What’s more, in this imagining, the complete and entire devotion to the Computer doesn’t result in a dystopian, Neuromancer-esque vibe. This is MegaMan we’re talking about here; a series typically dealing with grisly robot destruction with smiley faces and bright colours. According to Capcom, the future is a bright one, where hooking everything up to the internet seems like a perfectly sensible idea; from your washing machine to trees. It sounds foolish, but having your fridge notify you when it needs cleaning, or your garden twittering about the health of your flowers has useful applications.
And then there’s how they deal with A.I. In a concept shift that’s been somewhat divisive for Mega fans, MegaMan isn’t a Super Fighting Robot, but instead a computer program. For some, it feels like a bit of a jump to go from the concept of death-dealing android to a desktop buddy, but even the classic Mega Man started out as a cleaning assistant for Dr. Light. MegaMan.exe and his operator, Lan are tasked with deleting viruses and other malicious Network Navigators (Netnavis), which becomes a gargantuan task when you realise that with almost everything Online, a virus or hacker could cause major problems. In-game this is taken to some rather silly extremes, like the occurrence of rainstorms and earthquakes being computer-generated, but in a more realistic context, a hacker having a degree of social control is very real. The public response to Sony’s Playstation Network servers being hacked was impressive, and has made people think hard about the consequences of having so much of themselves accessible over the Internet.

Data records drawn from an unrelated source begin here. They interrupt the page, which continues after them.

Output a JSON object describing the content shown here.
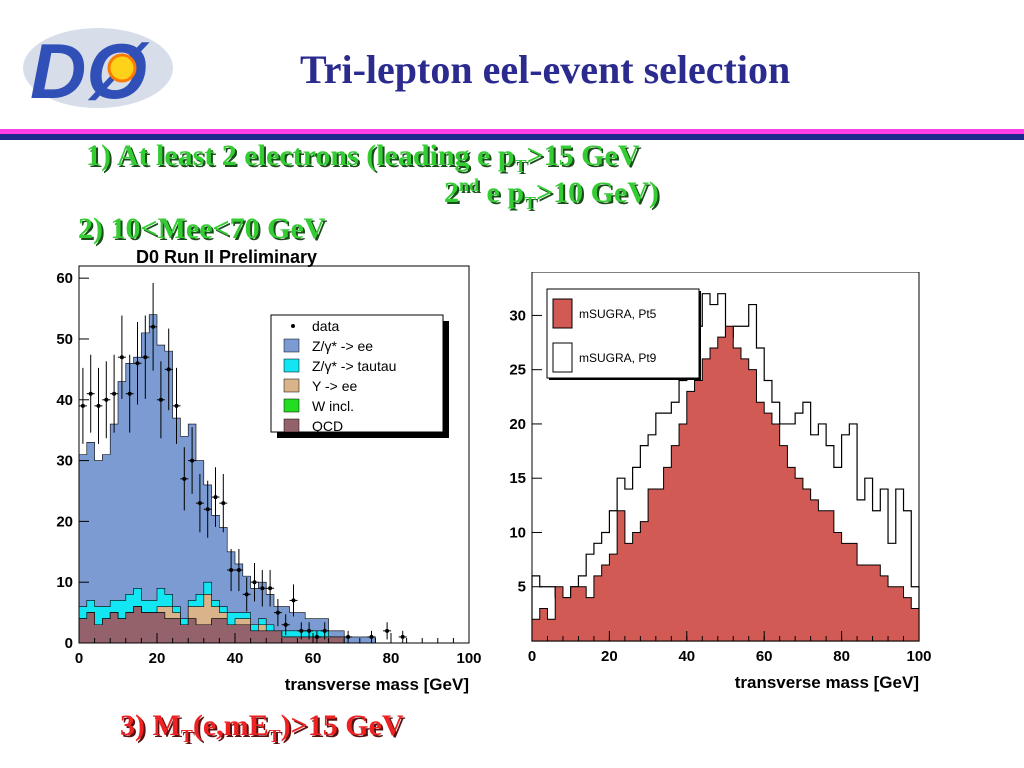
{
  "slide": {
    "title": "Tri-lepton eel-event selection",
    "criterion1_line1": {
      "prefix": "1)  At least 2 electrons (leading e p",
      "sub": "T",
      "suffix": ">15  GeV"
    },
    "criterion1_line2": {
      "prefix": "2",
      "sup": "nd",
      "mid": " e p",
      "sub": "T",
      "suffix": ">10 GeV)"
    },
    "criterion2": "2)   10<Mee<70 GeV",
    "criterion3": {
      "prefix": "3)  M",
      "sub1": "T",
      "mid": "(e,mE",
      "sub2": "T",
      "suffix": ")>15 GeV"
    },
    "logo_text": "DØ"
  },
  "colors": {
    "title": "#2b2b8f",
    "criteria": "#33cc33",
    "criterion3": "#ee2222",
    "pink_bar": "#ff3ee8",
    "navy_bar": "#1c2a8c",
    "zee": "#7b9bd2",
    "ztautau": "#11e6f2",
    "upsilon": "#d9b48a",
    "w": "#22dd22",
    "qcd": "#94626b",
    "sugra_pt5": "#d15a54"
  },
  "chart_data": [
    {
      "type": "bar",
      "title": "D0 Run II Preliminary",
      "xlabel": "transverse mass [GeV]",
      "ylabel": "",
      "xlim": [
        0,
        100
      ],
      "ylim": [
        0,
        62
      ],
      "xticks": [
        0,
        20,
        40,
        60,
        80,
        100
      ],
      "yticks": [
        0,
        10,
        20,
        30,
        40,
        50,
        60
      ],
      "bin_width": 2,
      "legend_position": "top-right",
      "legend": [
        "data",
        "Z/γ* -> ee",
        "Z/γ* -> tautau",
        "Y -> ee",
        "W incl.",
        "QCD"
      ],
      "stack_order": [
        "QCD",
        "W incl.",
        "Y -> ee",
        "Z/γ* -> tautau",
        "Z/γ* -> ee"
      ],
      "series": [
        {
          "name": "QCD",
          "values": [
            4,
            5,
            3,
            4,
            5,
            4,
            5,
            6,
            5,
            5,
            5,
            4,
            4,
            3,
            4,
            3,
            3,
            4,
            4,
            3,
            3,
            3,
            2,
            2,
            2,
            2,
            1,
            1,
            1,
            1,
            1,
            1,
            1,
            1,
            0,
            0,
            0,
            0,
            0,
            0,
            0,
            0,
            0,
            0,
            0,
            0,
            0,
            0,
            0,
            0
          ]
        },
        {
          "name": "W incl.",
          "values": [
            0,
            0,
            0,
            0,
            0,
            0,
            0,
            0,
            0,
            0,
            0,
            0,
            0,
            0,
            0,
            0,
            0,
            0,
            0,
            0,
            0,
            0,
            0,
            0,
            0,
            0,
            0,
            0,
            0,
            0,
            0,
            0,
            0,
            0,
            0,
            0,
            0,
            0,
            0,
            0,
            0,
            0,
            0,
            0,
            0,
            0,
            0,
            0,
            0,
            0
          ]
        },
        {
          "name": "Y -> ee",
          "values": [
            0,
            0,
            0,
            0,
            0,
            0,
            0,
            0,
            0,
            0,
            1,
            2,
            1,
            0,
            2,
            3,
            5,
            2,
            1,
            0,
            1,
            1,
            0,
            1,
            0,
            0,
            0,
            0,
            0,
            0,
            0,
            0,
            0,
            0,
            0,
            0,
            0,
            0,
            0,
            0,
            0,
            0,
            0,
            0,
            0,
            0,
            0,
            0,
            0,
            0
          ]
        },
        {
          "name": "Z/γ* -> tautau",
          "values": [
            2,
            2,
            3,
            2,
            2,
            3,
            3,
            3,
            2,
            2,
            3,
            2,
            1,
            1,
            1,
            2,
            2,
            1,
            1,
            2,
            1,
            1,
            1,
            1,
            1,
            0,
            1,
            1,
            1,
            1,
            1,
            1,
            0,
            0,
            0,
            0,
            0,
            0,
            0,
            0,
            0,
            0,
            0,
            0,
            0,
            0,
            0,
            0,
            0,
            0
          ]
        },
        {
          "name": "Z/γ* -> ee",
          "values": [
            25,
            26,
            24,
            25,
            29,
            36,
            38,
            38,
            44,
            47,
            40,
            40,
            31,
            30,
            29,
            22,
            16,
            14,
            13,
            10,
            8,
            6,
            6,
            6,
            5,
            4,
            4,
            3,
            3,
            2,
            2,
            2,
            1,
            1,
            1,
            1,
            1,
            1,
            0,
            0,
            0,
            0,
            0,
            0,
            0,
            0,
            0,
            0,
            0,
            0
          ]
        },
        {
          "name": "data",
          "values": [
            39,
            41,
            39,
            40,
            41,
            47,
            41,
            46,
            47,
            52,
            40,
            45,
            39,
            27,
            30,
            23,
            22,
            24,
            23,
            12,
            12,
            8,
            10,
            9,
            9,
            5,
            3,
            7,
            2,
            2,
            1,
            2,
            0,
            0,
            1,
            0,
            0,
            1,
            0,
            2,
            0,
            1,
            0,
            0,
            0,
            0,
            0,
            0,
            0,
            0
          ]
        }
      ]
    },
    {
      "type": "bar",
      "title": "",
      "xlabel": "transverse mass [GeV]",
      "ylabel": "",
      "xlim": [
        0,
        100
      ],
      "ylim": [
        0,
        34
      ],
      "xticks": [
        0,
        20,
        40,
        60,
        80,
        100
      ],
      "yticks": [
        5,
        10,
        15,
        20,
        25,
        30
      ],
      "bin_width": 2,
      "legend_position": "top-left",
      "legend": [
        "mSUGRA, Pt5",
        "mSUGRA, Pt9"
      ],
      "series": [
        {
          "name": "mSUGRA, Pt5",
          "values": [
            2,
            3,
            2,
            5,
            4,
            5,
            5,
            4,
            6,
            7,
            8,
            12,
            9,
            10,
            11,
            14,
            14,
            16,
            18,
            20,
            23,
            24,
            26,
            27,
            28,
            29,
            27,
            26,
            25,
            22,
            21,
            20,
            18,
            16,
            15,
            14,
            13,
            12,
            12,
            10,
            9,
            9,
            7,
            7,
            7,
            6,
            5,
            5,
            4,
            3
          ]
        },
        {
          "name": "mSUGRA, Pt9",
          "values": [
            6,
            5,
            5,
            4,
            4,
            5,
            6,
            8,
            9,
            10,
            12,
            15,
            14,
            16,
            18,
            19,
            21,
            21,
            22,
            24,
            30,
            29,
            32,
            31,
            32,
            28,
            29,
            29,
            31,
            27,
            24,
            22,
            20,
            20,
            21,
            22,
            19,
            20,
            18,
            16,
            19,
            20,
            13,
            15,
            12,
            14,
            9,
            14,
            12,
            5
          ]
        }
      ]
    }
  ]
}
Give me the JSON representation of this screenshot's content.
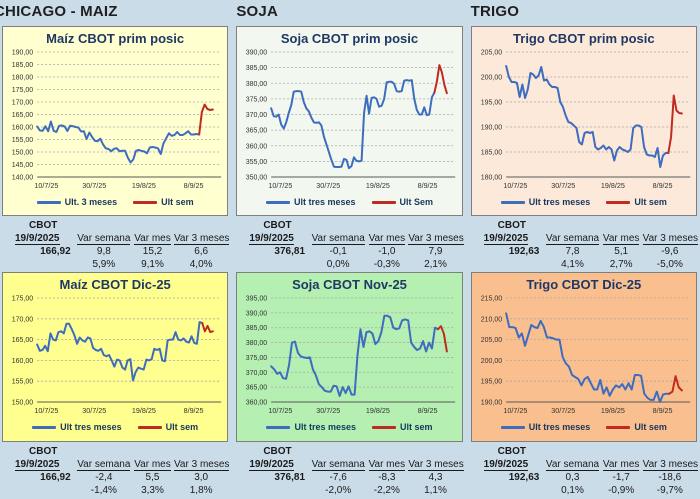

But just think for a moment – what if Netnavis were thrown into the equation? We would all have a more overt level of protection; smarter and more adaptive than your regular anti-virus. By being a personality more than a tool, we would pay more attention to the safety and maintenance of our data. Tech-savvy members of the family would breathe a sigh of the relief when they’re no longer called on for trivial computer issues. With a few minutes of setup and explanation, grandma could be deleting viruses and surfing the Internet with the best of them, maybe even better than you.
Though, what I like most of all about this setting (and it embarrasses me a little to say this), having a digital friend to call your own is incredibly charming. While obviously not a substitute for a flesh-and-blood human, no one need ever feel alone as long as they had their Personal Terminal to hand. Think of the practical applications for therapy and social conditioning. Give up smoking! Have a (non-corporeal) shoulder to cry on! Never forget another deadline or birthday again!
While the Battle Network series does have its ridiculous moments, treating science as a magical phenomenon has its charm. I’m slack-jawed at how a virus can make an oven start spitting fire, or why a meteorology team would build a facility 30,000 feet in the air, powered by rockets (with no hand rails!), and then I also see how everyone’s quality of life has been improved by better and smarter computers; how their internet community is more polite and unified; how the digital age has been whole-heartedly accepted as a progression for society, and my heart is warmed.